By Liu Zhihua, China Daily/Asia News Network, Oct 01, 2011

Dunhuang, China -- The Buddhist deities represented in the frescoes and statues at Mogao Grottoes will no doubt be pleased to learn that Dunhuang Academy is making significant progress toward digitizing their pictures and statues, thereby ensuring their future and allowing more people to view them.

The caves were discovered in the early 1990s by Europeans, though they were first dug in AD 366 and have been a place of Buddhist worship since then. They are the principal attraction of Dunhuang, a small city on the Silk Road in West China's Gansu province.

Inevitably, however, the frescoes are fading away due to the passage of time, environmental degradation and human activity.

Every day in late summer, thousands of tourists from all over the world come to the United Nations Educational, Scientific and Cultural Organization (UNESCO) World Heritage Site to admire the inspired art works.

Since most of the caves were initially designed for domestic use, they are generally smaller than 25 square meters.

Carbon dioxide exhaled by the legions of visitors is disturbing the temperature and moisture balance of the caves, which is causing discoloration and damaging the frescoes and statues made of earth, wood, straw and mineral pigments.

Other factors causing the art works to be damaged include the sandy environment, wind, floods, rain and occasional earthquakes.

"We hope the grottoes will last forever, but they are changing every minute," says Fan Jinshi, curator of Dunhuang Academy, which was established in the early 1940s,

"If we create digital images of these works and store them appropriately the hope is they could last forever."

Fan came up with the idea in the late 1980s, and since then the academy has been working with various museums and universities, and other organizations, both at home and abroad, to realize the project.

From 1998 to 2006, with support from Northwestern University and funds from the Andrew W. Mellon Foundation, a private foundation based in the United States, the academy successfully digitized all the frescoes of 22 caves.

In 2006, when a digital center was established, the academy started digitizing the grottoes independently.

"Digitization in those days mostly meant taking two-dimensional photos of the frescoes," says Sun Zhijun, deputy director of the digital center, adding they started using three-dimensional technology in 2008.

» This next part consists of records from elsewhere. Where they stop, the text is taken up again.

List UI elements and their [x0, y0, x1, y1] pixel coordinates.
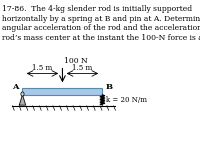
Text: k = 20 N/m: k = 20 N/m	[106, 96, 147, 104]
Text: A: A	[12, 83, 19, 91]
Polygon shape	[19, 95, 26, 105]
Text: 17-86.  The 4-kg slender rod is initially supported
horizontally by a spring at : 17-86. The 4-kg slender rod is initially…	[2, 5, 200, 42]
Bar	[22, 88, 102, 95]
Text: 100 N: 100 N	[64, 57, 87, 65]
Text: 1.5 m: 1.5 m	[72, 64, 93, 72]
Text: 1.5 m: 1.5 m	[32, 64, 53, 72]
Text: B: B	[105, 83, 112, 91]
Circle shape	[21, 92, 24, 96]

In addition, the academy and Wuhan University have experimented using laser scanning to position and map the frescoes to form three-dimensional images. The results so far have been promising.

Digitization of the statues in their niches, however, proved difficult.

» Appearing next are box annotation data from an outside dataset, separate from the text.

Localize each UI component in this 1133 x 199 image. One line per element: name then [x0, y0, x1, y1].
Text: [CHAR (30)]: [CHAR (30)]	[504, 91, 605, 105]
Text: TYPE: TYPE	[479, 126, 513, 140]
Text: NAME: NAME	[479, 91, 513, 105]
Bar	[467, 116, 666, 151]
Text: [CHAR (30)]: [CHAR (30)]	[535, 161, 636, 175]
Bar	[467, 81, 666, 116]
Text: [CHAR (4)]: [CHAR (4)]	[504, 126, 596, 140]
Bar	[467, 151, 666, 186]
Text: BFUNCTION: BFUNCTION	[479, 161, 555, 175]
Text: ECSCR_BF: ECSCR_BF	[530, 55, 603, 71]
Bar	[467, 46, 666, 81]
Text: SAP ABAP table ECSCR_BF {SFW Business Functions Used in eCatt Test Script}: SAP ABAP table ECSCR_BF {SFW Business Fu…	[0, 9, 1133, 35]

Unlike frescoes, the niches formed for the statues are not flat surfaces and using a traditional camera it is not possible to get a picture where all the elements are in focus.

The breakthrough came after a camera was made by Microsoft Research Asia in 2011 that is custom made for photographing the Mogao Grottoes. It is called the Apsara, after the grottoes' famous "flying fairy" paintings.

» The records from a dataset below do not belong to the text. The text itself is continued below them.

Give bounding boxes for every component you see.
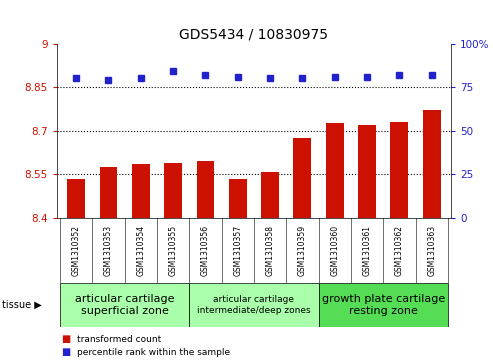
Text: growth plate cartilage
resting zone: growth plate cartilage resting zone (321, 294, 445, 316)
Bar (60, 283, 189, 327)
Text: GSM1310354: GSM1310354 (136, 225, 145, 276)
Text: GSM1310358: GSM1310358 (266, 225, 275, 276)
Bar (326, 123, 344, 363)
Text: GSM1310352: GSM1310352 (71, 225, 80, 276)
Bar (164, 163, 182, 363)
Text: GSM1310361: GSM1310361 (362, 225, 372, 276)
Text: articular cartilage
intermediate/deep zones: articular cartilage intermediate/deep zo… (197, 295, 311, 315)
Bar (229, 179, 246, 363)
Text: GSM1310356: GSM1310356 (201, 225, 210, 276)
Bar (423, 110, 441, 363)
Bar (189, 283, 318, 327)
Bar (318, 283, 448, 327)
Text: GSM1310355: GSM1310355 (169, 225, 177, 276)
Text: GSM1310353: GSM1310353 (104, 225, 113, 276)
Bar (197, 161, 214, 363)
Text: percentile rank within the sample: percentile rank within the sample (77, 348, 231, 356)
Text: ■: ■ (62, 347, 71, 357)
Title: GDS5434 / 10830975: GDS5434 / 10830975 (179, 27, 328, 41)
Bar (100, 167, 117, 363)
Text: GSM1310360: GSM1310360 (330, 225, 339, 276)
Text: GSM1310359: GSM1310359 (298, 225, 307, 276)
Bar (390, 122, 408, 363)
Bar (67, 179, 85, 363)
Bar (132, 164, 150, 363)
Text: GSM1310363: GSM1310363 (427, 225, 436, 276)
Text: transformed count: transformed count (77, 335, 162, 344)
Text: GSM1310362: GSM1310362 (395, 225, 404, 276)
Text: GSM1310357: GSM1310357 (233, 225, 242, 276)
Text: articular cartilage
superficial zone: articular cartilage superficial zone (75, 294, 175, 316)
Bar (293, 138, 311, 363)
Bar (358, 125, 376, 363)
Text: tissue ▶: tissue ▶ (2, 300, 42, 310)
Text: ■: ■ (62, 334, 71, 344)
Bar (261, 172, 279, 363)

The creation of Apsara is part of Microsoft Research Asia's e-Heritage program, which has funded more than 10 research proposals over the past several years.

When shooting objects with complicated depth variations, Apsara can capture many pictures of the same object using different focuses, and then by a process called "focus-stacking", software compiles the images so everything in the final picture is in focus.

It turns out the Aspara is also better at photographing frescoes, as the wall surfaces are not perfectly flat either.

The images produced combine a large format lens and a digital sensor to generate images more than 1 gigapixel (1,000 megapixels) large (commercial digital cameras are capable of producing images less than 160 megapixels).

The Aspara also allows a contrast ratio greater than 1:3,000,000, which is 300 times better than the best displays available today.

That is to say, although the picture is two-dimensional, it is so detailed it looks three-dimensional.

Even better, the camera is no larger than a washing machine and doesn't require specialized lighting conditions.

It takes about 10 minutes to take a picture of a small niche and statue, and a few hours for a mid-sized niche.

"With Apsara we can finally take high-quality digital photos of the niches. It has also improved our work efficiency," Sun says.

"We are hoping we can take high-quality photos of another 60 caves in the following two years."